EFK方案在kubernetes上收集日志
EFK 方案在kubernetes上收集日志
fluentd
在之前的文章中,我提到过使用Elasticsearch , Logstash, Kibana + FileBeat 实现 kubernetes 上的日志收集。
就先在来说,修改了日志收集的方案,使用 Elasticsearch Kibana + fluentd 对日志进行收集,也就是 EFK方案。
fluentd的优势
-
基于 Ruby 编写的程序,有更好的性能。去除了 java 的 Logstash 中间层,减少了内存使用。使用很少的系统资源,基于内存和文件的缓冲,具有可靠性和高可用性。
-
Fluentd社区活跃,Fluentd 本身就是 CNCF 基金会的顶级项目,可以说是有一个好爹。

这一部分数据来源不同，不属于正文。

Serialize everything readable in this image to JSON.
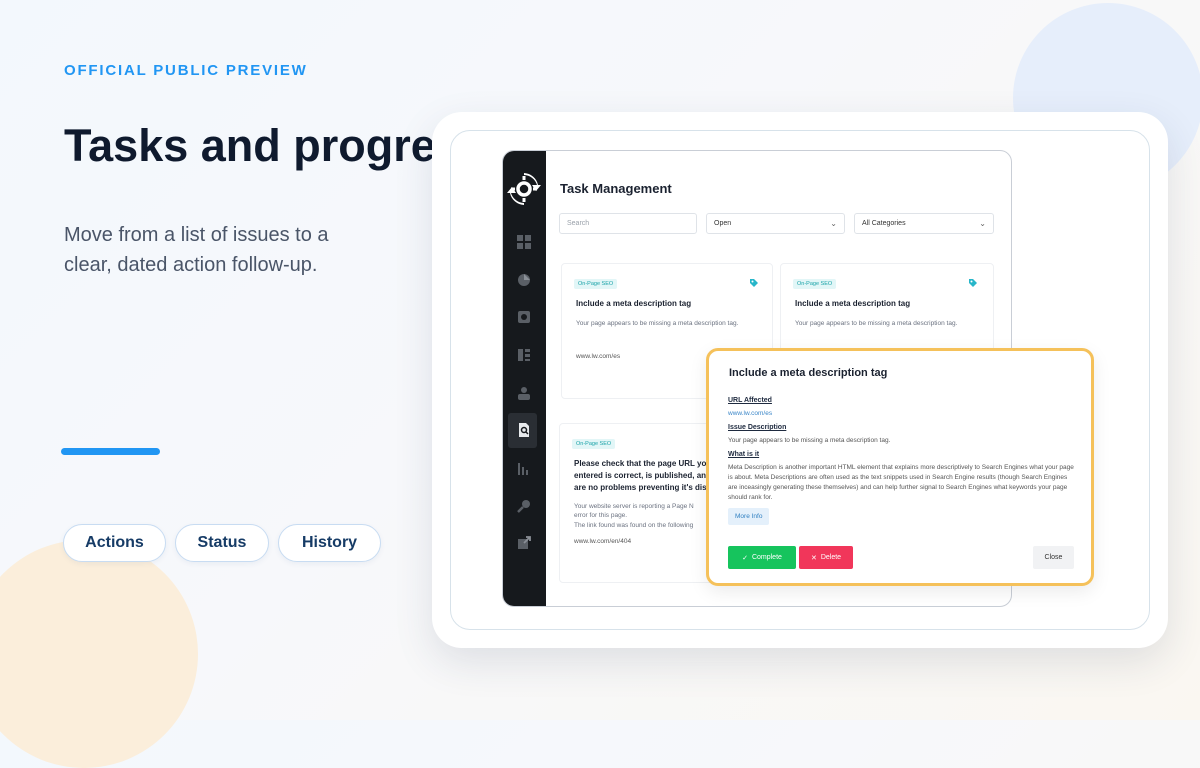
{
  "hero": {
    "eyebrow": "OFFICIAL PUBLIC PREVIEW",
    "title": "Tasks and progress",
    "subtitle": "Move from a list of issues to a clear, dated action follow-up."
  },
  "pills": [
    "Actions",
    "Status",
    "History"
  ],
  "app": {
    "title": "Task Management",
    "filters": {
      "search_placeholder": "Search",
      "status_value": "Open",
      "category_value": "All Categories"
    },
    "cards": [
      {
        "tag": "On-Page SEO",
        "title": "Include a meta description tag",
        "description": "Your page appears to be missing a meta description tag.",
        "url": "www.lw.com/es"
      },
      {
        "tag": "On-Page SEO",
        "title": "Include a meta description tag",
        "description": "Your page appears to be missing a meta description tag."
      },
      {
        "tag": "On-Page SEO",
        "title_lines": [
          "Please check that the page URL you",
          "entered is correct, is published, and",
          "are no problems preventing it's disp"
        ],
        "description_lines": [
          "Your website server is reporting a Page N",
          "error for this page.",
          "The link found was found on the following"
        ],
        "url": "www.lw.com/en/404"
      }
    ]
  },
  "modal": {
    "title": "Include a meta description tag",
    "url_label": "URL Affected",
    "url_value": "www.lw.com/es",
    "issue_label": "Issue Description",
    "issue_text": "Your page appears to be missing a meta description tag.",
    "what_label": "What is it",
    "what_text": "Meta Description is another important HTML element that explains more descriptively to Search Engines what your page is about. Meta Descriptions are often used as the text snippets used in Search Engine results (though Search Engines are inceasingly generating these themselves) and can help further signal to Search Engines what keywords your page should rank for.",
    "more_info": "More Info",
    "complete": "Complete",
    "delete": "Delete",
    "close": "Close"
  },
  "colors": {
    "accent": "#2196f3",
    "highlight_border": "#f5c15a",
    "complete": "#16c45d",
    "delete": "#f1365a"
  },
  "icons": [
    "logo-icon",
    "dashboard-icon",
    "chart-icon",
    "report-icon",
    "list-icon",
    "users-icon",
    "search-doc-icon",
    "bar-chart-icon",
    "key-icon",
    "export-icon",
    "tag-icon",
    "check-icon",
    "x-icon"
  ]
}
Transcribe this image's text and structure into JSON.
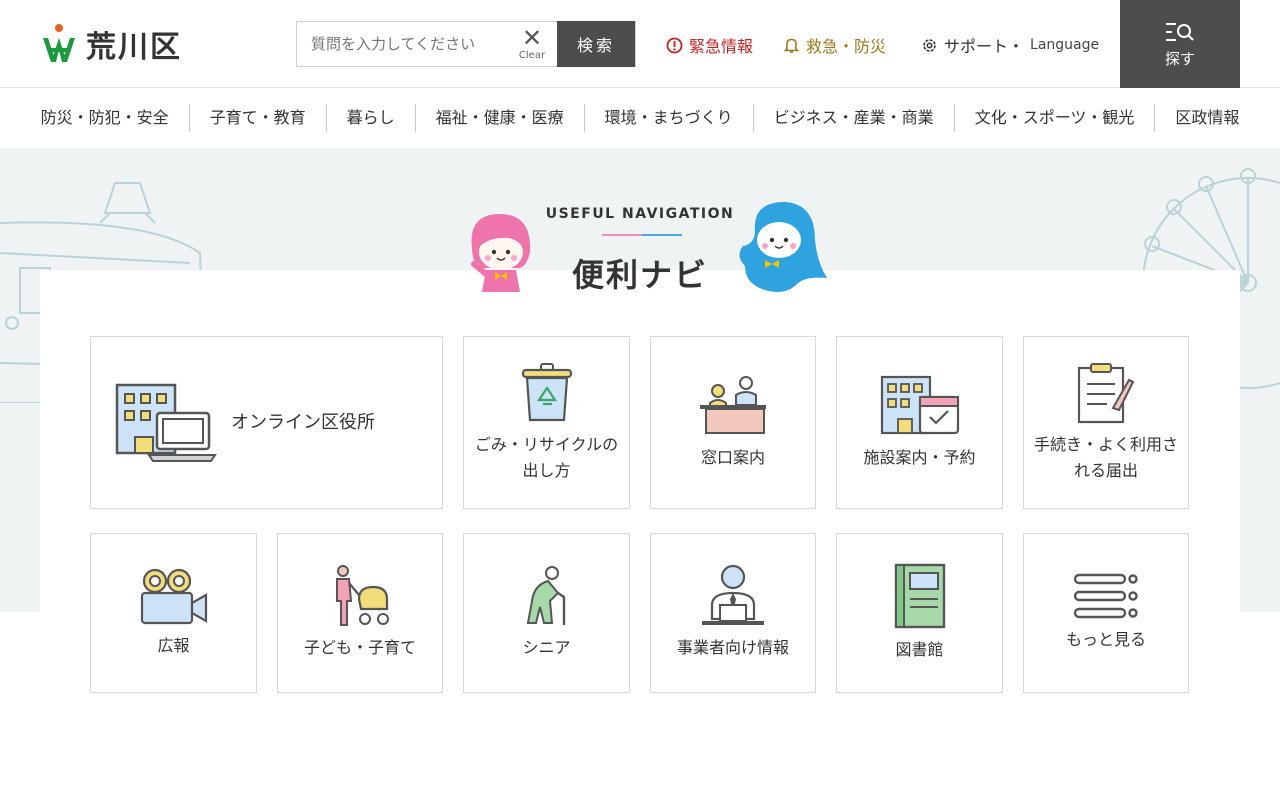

同时基于 kubernetes 生态,使用起来更加方便。
-
输入有多种格式,除了tail之外,还可以以 tcp 协议,或者 syslog 等形式收集日志,使用灵活,扩展性强。
-
输出同样有多种格式,除了常用的 Elasticsearch 作为数据库外,还可以存储日志到其他类型的数据库,甚至是云厂商的支持,这些数据还可以用于训练和分析。
fluentd 的使用
charts仓库:https://github.com/kiwigrid/helm-charts/tree/master/charts/fluentd-elasticsearch
官方已经将仓库移动到这里进行维护了,helm/charts 有一段时间没有维护了
基本上配置文件中修改 Elasticsearch 的配置就可以使用了,会在每一个node启动一个 fluentd 的 daemonsets 收集 /var/log 的日志
收集master节点的日志
容忍污点,让 damonset 能够部署 pod 到 master 节点上
tolerations:
- effect: NoSchedule
key: node-role.kubernetes.io/master
operator: Equal
fluentd的configmap
日志收集分成2个部分。
一个收集容器的日志,也就是kubernetes-%Y-%m-%d
的收集的是/var/log/containers/*.log 的日志,将符合正则条件的日志 匹配这个子表达式的文本 分组 捕获 到 json 节点里面,最后收集到 Elasticsearch 里面。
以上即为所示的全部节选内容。